6. "la mise en place de 60 000 caméras de vidéo de surveillance d'ici à 2012" : personnellement, avant ce sondage, je n'avais pas entendu parler de cette proposition. 60 000 caméras soit, mais réparties de quelle façon ? Filmant pendant combien de temps ? Cette proposition ne m'évoque pas grand-chose, mais j'imagine qu'elle vise elle aussi à "lutter contre l'insécurité", donc pourquoi pas. Et TOC je retombe dans le panneau.

7. "la condamnation à deux ans de prison pour les parents de mineurs délinquants en cas de non respect par ces derniers des injonctions de la justice (interdiction de fréquenter certains lieux ou personnes suite à leur condamnation" : question alambiquée, qui n'a recueilli que 55% de l'approbation des sondés. Evidemment, puisque c'est la plus choquante. Reste qu'une majorité de Français y seraient favorables, d'après l'IFOP. Changeons "prison" par "prison ferme", enlevons "délinquants" et "injonctions", et je parie que ce chiffre s'effondre encore un peu plus...

Bref, mal introduit, mal conçu, biaisé, le questionnaire de l'IFOP paru en plein été quelques jours à peine après les déclarations polémiques de Nicolas Sarkozy n'a pas d'autre intérêt, pour Le Figaro, que de servir d'arme de seconde main dans une guerre des sondages où la cote de popularité du président de la République est à l'étiage depuis près d'un an.
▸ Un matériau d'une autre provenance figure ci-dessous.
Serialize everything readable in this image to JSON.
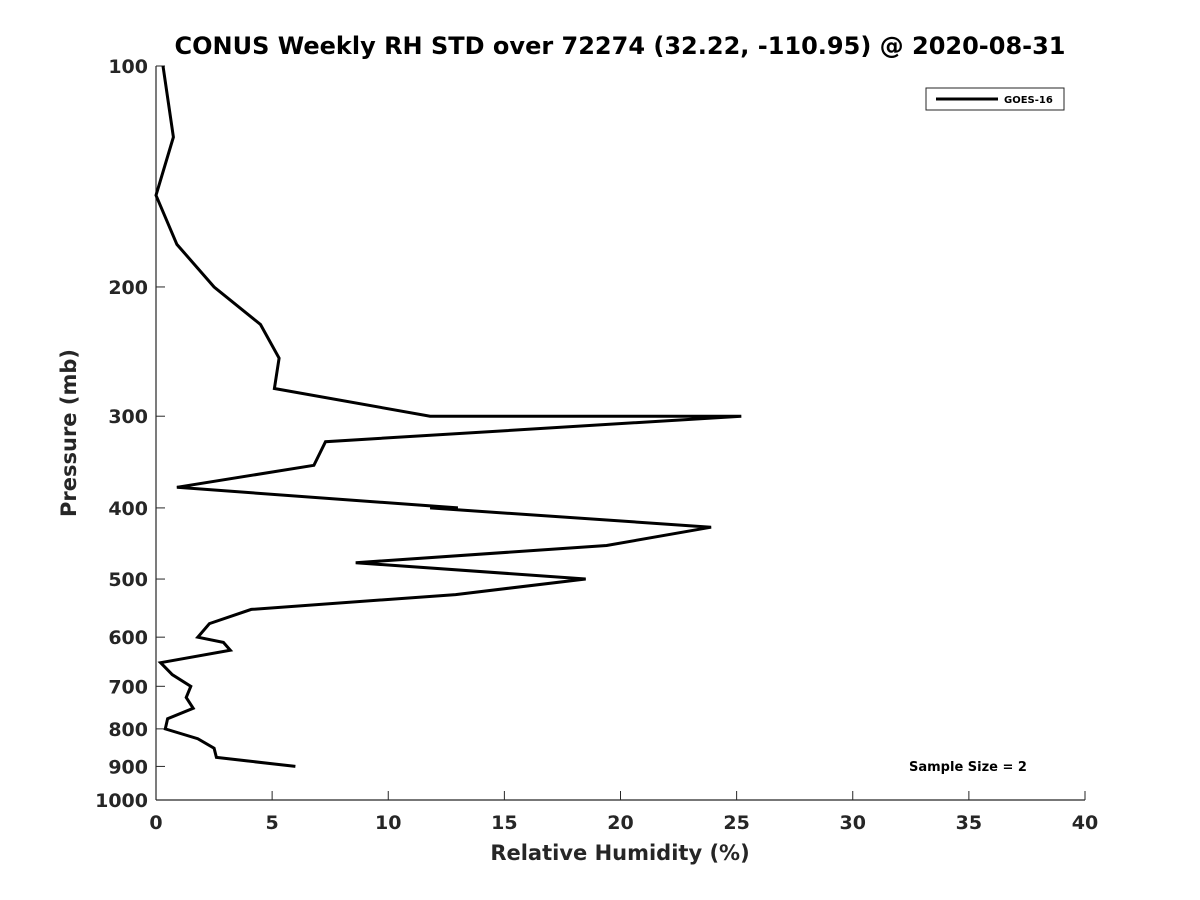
{
  "chart_data": {
    "type": "line",
    "title": "CONUS Weekly RH STD over 72274 (32.22, -110.95) @ 2020-08-31",
    "xlabel": "Relative Humidity (%)",
    "ylabel": "Pressure (mb)",
    "xlim": [
      0,
      40
    ],
    "ylim": [
      100,
      1000
    ],
    "y_scale": "log",
    "y_reversed": true,
    "grid": false,
    "legend_position": "top-right",
    "x_ticks": [
      0,
      5,
      10,
      15,
      20,
      25,
      30,
      35,
      40
    ],
    "y_ticks": [
      100,
      200,
      300,
      400,
      500,
      600,
      700,
      800,
      900,
      1000
    ],
    "annotation": "Sample Size = 2",
    "series": [
      {
        "name": "GOES-16",
        "color": "#000000",
        "points": [
          {
            "x": 0.3,
            "y": 100
          },
          {
            "x": 0.75,
            "y": 125
          },
          {
            "x": 0.0,
            "y": 150
          },
          {
            "x": 0.9,
            "y": 175
          },
          {
            "x": 2.5,
            "y": 200
          },
          {
            "x": 4.5,
            "y": 225
          },
          {
            "x": 5.3,
            "y": 250
          },
          {
            "x": 5.1,
            "y": 275
          },
          {
            "x": 11.8,
            "y": 300
          },
          {
            "x": 23.6,
            "y": 300
          },
          {
            "x": 25.2,
            "y": 300
          },
          {
            "x": 7.3,
            "y": 325
          },
          {
            "x": 6.8,
            "y": 350
          },
          {
            "x": 0.9,
            "y": 375
          },
          {
            "x": 13.0,
            "y": 400
          },
          {
            "x": 11.8,
            "y": 400
          },
          {
            "x": 23.9,
            "y": 425
          },
          {
            "x": 19.4,
            "y": 450
          },
          {
            "x": 8.6,
            "y": 475
          },
          {
            "x": 18.5,
            "y": 500
          },
          {
            "x": 12.9,
            "y": 525
          },
          {
            "x": 4.1,
            "y": 550
          },
          {
            "x": 2.3,
            "y": 575
          },
          {
            "x": 1.8,
            "y": 600
          },
          {
            "x": 2.9,
            "y": 610
          },
          {
            "x": 3.2,
            "y": 625
          },
          {
            "x": 0.2,
            "y": 650
          },
          {
            "x": 0.7,
            "y": 675
          },
          {
            "x": 1.5,
            "y": 700
          },
          {
            "x": 1.3,
            "y": 725
          },
          {
            "x": 1.6,
            "y": 750
          },
          {
            "x": 0.5,
            "y": 775
          },
          {
            "x": 0.4,
            "y": 800
          },
          {
            "x": 1.8,
            "y": 825
          },
          {
            "x": 2.5,
            "y": 850
          },
          {
            "x": 2.6,
            "y": 875
          },
          {
            "x": 6.0,
            "y": 900
          }
        ]
      }
    ]
  }
}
Il aurait été amusant que les rédacteurs de l'IFOP ajoutent une dernière proposition, formulée de la sorte : "pensez-vous que les mesures que nous avons évoquées seront efficaces pour réduire de façon significative l'insécurité". Par intuition, j'imagine qu'une majorité très importante se serait prononcée de façon négative. Ce qui serait la preuve qu'un sondage n'est pas un objet scientifique d'observation politique, mais bel et bien un instrument de pouvoir aux mains des médias pour tenter de faire croire à l'existence d'une opinion publique qu'ils créent de toutes pièces.